Militaria
Black Hornet, nano droni americani in Ucraina
I funzionari americani hanno annunciato un altro pacchetto da 400 milioni di aiuti militari per l’Ucraina, questa volta includendo un lotto di minuscoli droni da ricognizione Black Hornet («calabrone nero»).
Nel nuovo pacchetto di armi, prelevate direttamente dalle scorte del Pentagono, vi sarebbero i NASAMS, missili di difesa aerea Stinger e Patriot, veicoli corazzati Stryker, missili anticarro TOW e Javelin, munizioni obice, razzi HIMARS e 28 milioni di munizioni per armi leggere.
Tuttavia, funzionari anonimi hanno rivelato ai media che il pacchetto di armi includerà anche Black Hornet Nanos, un costoso e sofisticato veicolo aereo senza pilota delle dimensioni di un uccellino.
Black Hornet Nanos è un microdrone dal peso di soli 17-18 grammi.
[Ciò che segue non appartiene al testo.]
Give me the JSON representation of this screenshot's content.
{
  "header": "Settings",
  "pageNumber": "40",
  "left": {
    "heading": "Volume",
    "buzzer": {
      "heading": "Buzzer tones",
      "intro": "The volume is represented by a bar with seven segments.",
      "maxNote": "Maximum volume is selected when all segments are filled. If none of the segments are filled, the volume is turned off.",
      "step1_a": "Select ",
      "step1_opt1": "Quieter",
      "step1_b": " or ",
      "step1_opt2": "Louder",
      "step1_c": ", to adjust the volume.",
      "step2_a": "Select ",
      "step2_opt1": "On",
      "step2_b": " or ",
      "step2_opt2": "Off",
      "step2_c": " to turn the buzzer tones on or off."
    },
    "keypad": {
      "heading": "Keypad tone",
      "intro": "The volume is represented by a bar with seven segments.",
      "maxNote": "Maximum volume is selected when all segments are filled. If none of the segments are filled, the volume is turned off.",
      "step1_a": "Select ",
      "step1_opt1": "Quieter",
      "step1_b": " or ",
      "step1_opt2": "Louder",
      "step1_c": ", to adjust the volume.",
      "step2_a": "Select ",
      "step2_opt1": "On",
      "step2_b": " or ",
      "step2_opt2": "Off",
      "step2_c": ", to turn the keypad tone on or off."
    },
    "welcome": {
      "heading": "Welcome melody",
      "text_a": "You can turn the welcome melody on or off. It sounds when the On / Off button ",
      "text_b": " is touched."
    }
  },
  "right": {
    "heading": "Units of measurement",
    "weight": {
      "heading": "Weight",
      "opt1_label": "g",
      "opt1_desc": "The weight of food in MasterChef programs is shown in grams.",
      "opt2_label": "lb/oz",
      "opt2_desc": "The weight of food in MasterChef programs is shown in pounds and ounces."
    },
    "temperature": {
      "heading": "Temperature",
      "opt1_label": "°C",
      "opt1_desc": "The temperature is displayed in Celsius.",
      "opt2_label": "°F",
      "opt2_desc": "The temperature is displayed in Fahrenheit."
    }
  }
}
Possono essere trasportati dalle truppe e schierati per fornire immagini e video ad alta risoluzione dell’ambiente circostante utilizzando tre telecamere di bordo separate. I droni assomigliano a un minuscolo elicottero, sono lunghi circa 100 mm e larghi 25 mm, con il diametro della pala del rotore principale che misura circa 120 mm.
I Black Hornet sono stati sviluppati dalla startup norvegese di elicotteri nano drone Prox Dynamics all’inizio degli anni 2010 e ora sono prodotti da FLIR Unmanned Aerial Systems, un’altra società norvegese, che ha acquistato Prox Dynamics nel 2016 per 134 milioni di dollari. FLIR è specializzata in sistemi di sorveglianza e automazione, attrezzature per veicoli blindati, sistemi di rilevamento del traffico e telecamere antincendio, riporta il sito russo Sputnik.
I Black Hornet hanno un tempo di volo fino a 25 minuti, sono dotati di un collegamento dati digitale efficace per distanze fino a 1,6 km e hanno una velocità massima di 21 km all’ora.
Si tratta di armi molto costose: i Black Hornet avevano un prezzo stimato di circa 195.000 dollari. Tale cifra si basa su un contratto del 2013 del Ministero della Difesa del Regno Unito per l’acquisto di 160 set Black Hornet (320 micro elicotteri in totale) per l’equivalente di 31 milioni di dollari.
Il kit è composto da un telecomando, un touch screen portatile, un pacco batteria ricaricabile e un pacchetto di due mini droni conservati in uno speciale contenitore portatile resistente agli urti.
Dal loro debutto nel 2011 sono stati prodotti oltre 14.000 Black Hornet, con i droni acquistati in massa dalle forze armate norvegesi e della NATO, nonché da Algeria, Australia, India, Indonesia, Malesia, Nuova Zelanda e Sud Africa per uso militare e di polizia.
Il primo dispiegamento di combattimento dei sistemi è stato segnalato nel 2013, con i sistemi utilizzati dalle truppe britanniche durante l’occupazione dell’Afghanistan da parte della NATO. Gli Stati Uniti hanno iniziato a utilizzare versioni modificate del drone di base dotato di visione notturna e navigazione migliorata nel 2015, segnalando il loro dispiegamento con le unità delle operazioni speciali del Corpo dei Marines; l’esercito degli Stati Uniti ha proseguito con un contratto da 140 milioni di dollari per il suo programma Soldier Borne Sensor (SBS).
Gli Stati Uniti non sono il primo Paese a dotare l’Ucraina di calabroni neri. Nell’agosto 2022, il Regno Unito e la Norvegia hanno acquistato congiuntamente 850 Black Hornet Nano, promettendo di schierarli entro novembre dello stesso anno. All’inizio di questo mese, il ministero della Difesa norvegese ha annunciato che FLIR avrebbe fornito altri 1.000 Black Hornet, oltre a pezzi di ricambio, e avrebbe addestrato operatori e istruttori ucraini a farli volare (un processo che, secondo quanto riferito, richiede solo 20 minuti).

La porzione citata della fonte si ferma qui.